Bayraktutar; ‘Sanat yapıyoruz diyerek dini değerlerimizi sanat objeleri ile harmanlamanın yanlış! Tasarlanmış! Kurgulanmış! saldırı şekilleri olduğunu düşünüyoruz. Bu tarz düşüncelerle amaçlanan ses getirmekse bu ses acı olacaktır. Bu ses Müslümanların tahammül sınırlarını zorlamıştır.

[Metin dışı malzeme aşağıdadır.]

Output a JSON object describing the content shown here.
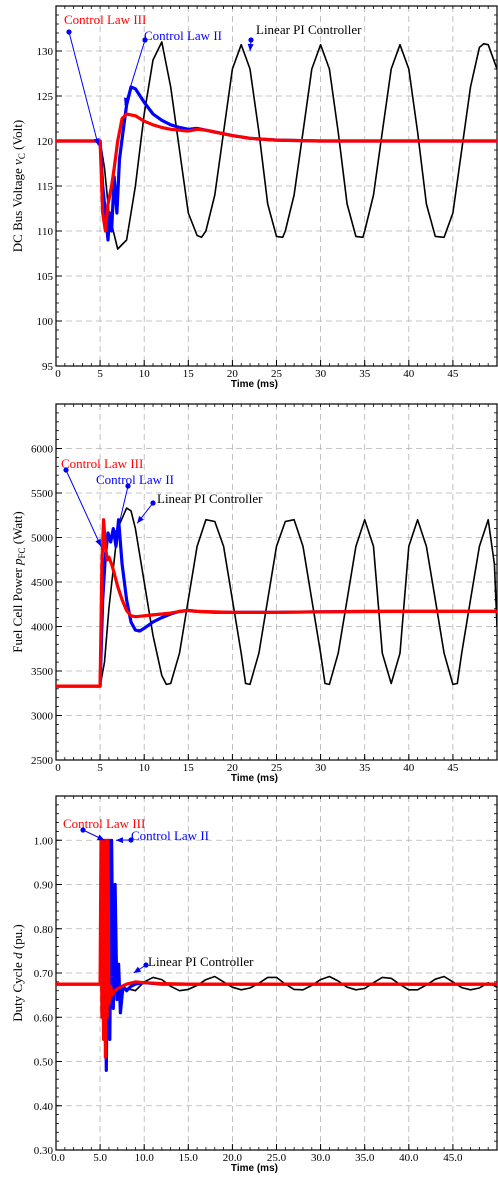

İslama dair değerlerimizi savunmak bizim görevimizdir
İslam’ın kuranı kerimde anlatıldığı gibi yaşanması gerektiğini dile getiren Diyanet-Sen Genel Başkanı Mehmet Bayraktutar; ‘İslam özgürlük sınırlarını bir başkasının özgürlüğüne kastetmek olarak yorumlamaz. İslam kesin kaide ve kuralları olan tartışılmaz bir dindir. Bu sebeple son zamanlarda Nikah talebimiz adı altında farklı sesler duymaktayız. Bu sesler bizim yabancı olduğumuz seslerdir. Adıyaman Üniversitesi Rektörünün "bir erkek ve bir kadının, nikahsız olarak ellerinin birbirine değmesi ve yalnız kalmalarının helal olmadığını açıklaması bir çok kesim tarafından yadırgandı, söz konusu ifadeleri kullanan Rektöre bir çok tepki verildi. Rektörümüzün söylediklerine katılmakla birlikte, İslam’a dair olan gerçeklere gözlerimizi kapatmanın yerinde bir tutum olmadığını dile getirmek istiyorum. Bizler din görevlileri olarak doğruları anlatmakla mükellef olan kişileriz. Yaşamınız gereği bu gerçekler gücünüze gidiyor olabilir, nikahsız yaşamak isteyenlere sözümüz yok, haram olduğunu bile bile günah işleyenleri zorla sınırlayan yaptırımlarımız yok. Biz gerçekleri anlatırız, anlarsanız kendinize, anlamazsanız kendinize. Dikte ederek islamı yaşatmaya çalışma gibi bir hedefimiz asla olamaz,fakat İslam mensubu kişilerin değerlerini küçümseyerek bunlara özgürlük denilirse, bunlara sanat denilirse, bilin ki büyük bir yanlış içerisindesiniz. Sizin dininiz size bizim dinimiz bize deyip bu işin içinden çıkmak yerine, özellikle uyarmanın elzem olduğunu vurgulamak istiyoruz. Nasıl yaşamak isterseniz yaşayın fakat yaşarken, bizim değerlerimizle adeta dalga geçmeyin. Hiç bir hak bu ayrıcalığı size tanımaz. Bu tarz yanlışlardan bir an evvel vazgeçin. Bu size bişey kazandırmaz “ dedi.